Cellular Automata: Temporal Stochasticity and Computability

TL;DR

This paper investigates temporally stochastic cellular automata, demonstrating their computational capabilities, pattern classification effectiveness, and potential applications in modeling self-healing systems and designing efficient computing units.

Contribution

It introduces a novel framework for temporally stochastic cellular automata, explores their convergence properties, applies them to pattern classification, and proposes a new computing model based on Cayley trees.

Findings

TSCA-based classifiers perform competitively with existing algorithms.

Temporally stochastic cellular automata can solve the affinity classification problem.

The proposed model enables efficient, distributed computation using cellular automata on Cayley trees.

Abstract

In this dissertation, we study temporally stochasticity in cellular automata and the behavior of such cellular automata. The work also explores the computational ability of such cellular automaton that illustrates the computability of solving the affinity classification problem. In addition to that, a cellular automaton, defined over Cayley tree, is shown as the classical searching problem solver. The proposed temporally stochastic cellular automata deals with two elementary cellular automata rules, say $f$ and $g$. The $f$ is the default rule, however, $g$ is temporally applied to the overall system with some probability $\tau$ which acts as a noise in the system. After exploring the dynamics of temporally stochastic cellular automata (TSCAs), we study the dynamical behavior of these temporally stochastic cellular automata (TSCAs) to identify the TSCAs that converge to a fixed point from any seed. We apply each of the convergent TSCAs to some standard datasets and observe the effectiveness of each TSCA as a pattern classifier. It is observed that the proposed TSCA-based classifier shows competitive performance in comparison with existing classifier algorithms.
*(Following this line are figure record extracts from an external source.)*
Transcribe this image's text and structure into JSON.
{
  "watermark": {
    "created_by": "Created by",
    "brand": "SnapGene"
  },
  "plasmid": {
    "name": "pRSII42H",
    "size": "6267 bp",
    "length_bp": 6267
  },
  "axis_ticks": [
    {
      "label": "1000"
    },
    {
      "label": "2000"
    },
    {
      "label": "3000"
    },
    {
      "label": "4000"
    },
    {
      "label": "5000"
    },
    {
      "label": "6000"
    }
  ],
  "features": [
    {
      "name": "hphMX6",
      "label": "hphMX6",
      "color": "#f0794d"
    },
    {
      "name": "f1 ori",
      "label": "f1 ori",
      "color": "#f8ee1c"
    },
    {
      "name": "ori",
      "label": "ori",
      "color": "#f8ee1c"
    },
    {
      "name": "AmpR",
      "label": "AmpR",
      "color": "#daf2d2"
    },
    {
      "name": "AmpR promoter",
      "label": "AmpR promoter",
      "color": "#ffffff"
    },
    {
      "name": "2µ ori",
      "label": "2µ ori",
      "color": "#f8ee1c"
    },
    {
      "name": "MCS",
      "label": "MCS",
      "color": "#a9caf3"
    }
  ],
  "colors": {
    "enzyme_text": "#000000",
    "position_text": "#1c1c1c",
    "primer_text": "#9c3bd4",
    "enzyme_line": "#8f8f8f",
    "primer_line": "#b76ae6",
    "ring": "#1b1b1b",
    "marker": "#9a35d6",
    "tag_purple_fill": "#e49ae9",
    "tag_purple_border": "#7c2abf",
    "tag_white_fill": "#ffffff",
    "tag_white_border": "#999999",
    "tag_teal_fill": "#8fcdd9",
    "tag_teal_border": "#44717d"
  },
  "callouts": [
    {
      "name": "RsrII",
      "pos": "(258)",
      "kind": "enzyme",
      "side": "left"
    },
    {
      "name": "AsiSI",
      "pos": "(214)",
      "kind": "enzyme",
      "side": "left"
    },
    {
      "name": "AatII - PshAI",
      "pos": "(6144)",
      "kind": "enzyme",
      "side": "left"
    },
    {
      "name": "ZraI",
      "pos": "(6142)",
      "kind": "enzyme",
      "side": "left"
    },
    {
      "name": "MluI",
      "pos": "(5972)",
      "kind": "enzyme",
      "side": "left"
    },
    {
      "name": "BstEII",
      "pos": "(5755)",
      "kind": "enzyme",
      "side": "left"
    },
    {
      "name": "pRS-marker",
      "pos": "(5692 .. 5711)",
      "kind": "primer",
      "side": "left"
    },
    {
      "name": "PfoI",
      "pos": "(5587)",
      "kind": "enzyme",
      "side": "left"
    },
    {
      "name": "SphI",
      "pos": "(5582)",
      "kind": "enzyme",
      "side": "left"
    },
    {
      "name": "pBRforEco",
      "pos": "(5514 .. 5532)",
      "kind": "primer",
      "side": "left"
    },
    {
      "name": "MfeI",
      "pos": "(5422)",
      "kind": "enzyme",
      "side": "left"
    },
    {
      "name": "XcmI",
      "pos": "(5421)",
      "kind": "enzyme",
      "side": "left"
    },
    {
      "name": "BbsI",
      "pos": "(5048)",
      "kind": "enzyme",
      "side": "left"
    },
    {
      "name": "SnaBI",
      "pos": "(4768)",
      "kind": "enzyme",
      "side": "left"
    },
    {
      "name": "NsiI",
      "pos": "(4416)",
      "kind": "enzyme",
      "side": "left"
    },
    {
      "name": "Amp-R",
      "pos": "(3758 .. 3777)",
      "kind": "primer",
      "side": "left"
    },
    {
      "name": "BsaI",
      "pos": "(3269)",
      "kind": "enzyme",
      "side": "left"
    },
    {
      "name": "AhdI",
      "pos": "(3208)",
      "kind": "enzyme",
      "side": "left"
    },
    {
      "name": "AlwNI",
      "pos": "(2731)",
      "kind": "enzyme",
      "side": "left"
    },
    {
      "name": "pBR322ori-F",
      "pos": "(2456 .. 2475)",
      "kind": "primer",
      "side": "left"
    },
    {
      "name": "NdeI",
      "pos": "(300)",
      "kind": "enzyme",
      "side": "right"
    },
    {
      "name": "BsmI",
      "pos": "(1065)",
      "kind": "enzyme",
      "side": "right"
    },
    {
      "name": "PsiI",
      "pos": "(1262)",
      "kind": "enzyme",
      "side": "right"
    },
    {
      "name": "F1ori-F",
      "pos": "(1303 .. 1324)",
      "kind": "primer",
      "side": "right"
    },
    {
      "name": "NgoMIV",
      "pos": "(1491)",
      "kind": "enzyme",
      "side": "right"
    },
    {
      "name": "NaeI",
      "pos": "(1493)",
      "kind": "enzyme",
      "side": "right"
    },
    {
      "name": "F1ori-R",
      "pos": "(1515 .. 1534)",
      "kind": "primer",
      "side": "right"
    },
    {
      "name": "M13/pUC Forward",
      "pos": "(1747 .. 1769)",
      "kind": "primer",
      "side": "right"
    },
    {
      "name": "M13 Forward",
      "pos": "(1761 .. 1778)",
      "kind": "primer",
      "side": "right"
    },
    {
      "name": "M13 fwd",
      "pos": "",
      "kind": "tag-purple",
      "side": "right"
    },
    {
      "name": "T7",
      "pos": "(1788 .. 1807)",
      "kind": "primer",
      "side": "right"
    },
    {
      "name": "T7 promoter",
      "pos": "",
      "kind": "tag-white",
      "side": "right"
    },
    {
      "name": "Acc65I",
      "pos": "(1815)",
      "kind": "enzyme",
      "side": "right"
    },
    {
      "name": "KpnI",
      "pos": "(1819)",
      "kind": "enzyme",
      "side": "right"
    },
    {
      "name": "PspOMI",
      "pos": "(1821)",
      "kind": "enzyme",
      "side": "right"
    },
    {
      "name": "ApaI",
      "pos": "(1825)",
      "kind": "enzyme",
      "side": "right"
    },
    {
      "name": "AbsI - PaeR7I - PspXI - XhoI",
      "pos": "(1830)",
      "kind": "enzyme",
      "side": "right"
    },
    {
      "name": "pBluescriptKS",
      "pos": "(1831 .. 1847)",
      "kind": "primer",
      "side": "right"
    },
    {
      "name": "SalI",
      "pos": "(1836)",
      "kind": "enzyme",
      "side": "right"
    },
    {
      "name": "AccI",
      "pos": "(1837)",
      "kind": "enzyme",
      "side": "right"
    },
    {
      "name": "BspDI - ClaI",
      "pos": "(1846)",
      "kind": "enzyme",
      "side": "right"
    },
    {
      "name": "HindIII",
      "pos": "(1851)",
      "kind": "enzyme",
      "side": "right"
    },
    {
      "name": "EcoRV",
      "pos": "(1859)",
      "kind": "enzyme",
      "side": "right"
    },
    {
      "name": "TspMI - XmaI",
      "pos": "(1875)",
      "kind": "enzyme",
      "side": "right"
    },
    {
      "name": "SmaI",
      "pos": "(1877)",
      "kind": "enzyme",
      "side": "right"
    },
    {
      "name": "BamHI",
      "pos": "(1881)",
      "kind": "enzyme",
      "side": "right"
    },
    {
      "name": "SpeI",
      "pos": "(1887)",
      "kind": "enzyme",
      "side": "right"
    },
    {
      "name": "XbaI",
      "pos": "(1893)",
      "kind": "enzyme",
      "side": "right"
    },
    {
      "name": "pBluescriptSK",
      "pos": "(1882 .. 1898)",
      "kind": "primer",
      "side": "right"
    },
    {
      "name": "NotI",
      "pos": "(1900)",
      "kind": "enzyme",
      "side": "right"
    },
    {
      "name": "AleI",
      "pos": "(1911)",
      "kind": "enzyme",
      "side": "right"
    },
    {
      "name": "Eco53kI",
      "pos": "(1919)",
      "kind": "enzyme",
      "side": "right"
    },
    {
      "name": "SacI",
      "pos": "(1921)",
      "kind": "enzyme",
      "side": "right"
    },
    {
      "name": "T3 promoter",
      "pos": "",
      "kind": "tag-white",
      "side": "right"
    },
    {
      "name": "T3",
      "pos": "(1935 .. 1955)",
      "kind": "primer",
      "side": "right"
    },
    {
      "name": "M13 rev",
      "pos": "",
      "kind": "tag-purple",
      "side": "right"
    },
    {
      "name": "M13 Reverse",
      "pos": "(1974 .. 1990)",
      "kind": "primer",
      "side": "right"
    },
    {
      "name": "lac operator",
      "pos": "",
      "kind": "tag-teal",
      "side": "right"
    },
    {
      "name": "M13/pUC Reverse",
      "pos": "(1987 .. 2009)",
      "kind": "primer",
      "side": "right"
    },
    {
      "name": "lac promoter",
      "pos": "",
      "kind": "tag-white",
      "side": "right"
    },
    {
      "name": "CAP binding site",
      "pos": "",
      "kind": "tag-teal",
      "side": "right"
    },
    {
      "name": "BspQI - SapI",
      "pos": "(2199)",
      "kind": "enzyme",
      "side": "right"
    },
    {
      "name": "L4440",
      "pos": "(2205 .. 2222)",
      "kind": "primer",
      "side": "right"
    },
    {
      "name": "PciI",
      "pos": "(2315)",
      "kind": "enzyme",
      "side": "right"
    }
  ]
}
We use temporally stochastic cellular automata to solve a new problem in the field of cellular automata, named as, affinity classification problem which is a generalization of the density classification problem . We show that this model can be used in several applications, like modeling self-healing systems. Finally, we introduce a new model of computing unit developed around cellular automata to reduce the workload of the Central Processing Unit (CPU) of a machine to compute. Each cell of the computing unit acts as a tiny processing element with attached memory. Such a CA is implemented on the Cayley Tree to realize efficient solutions for diverse computational problems.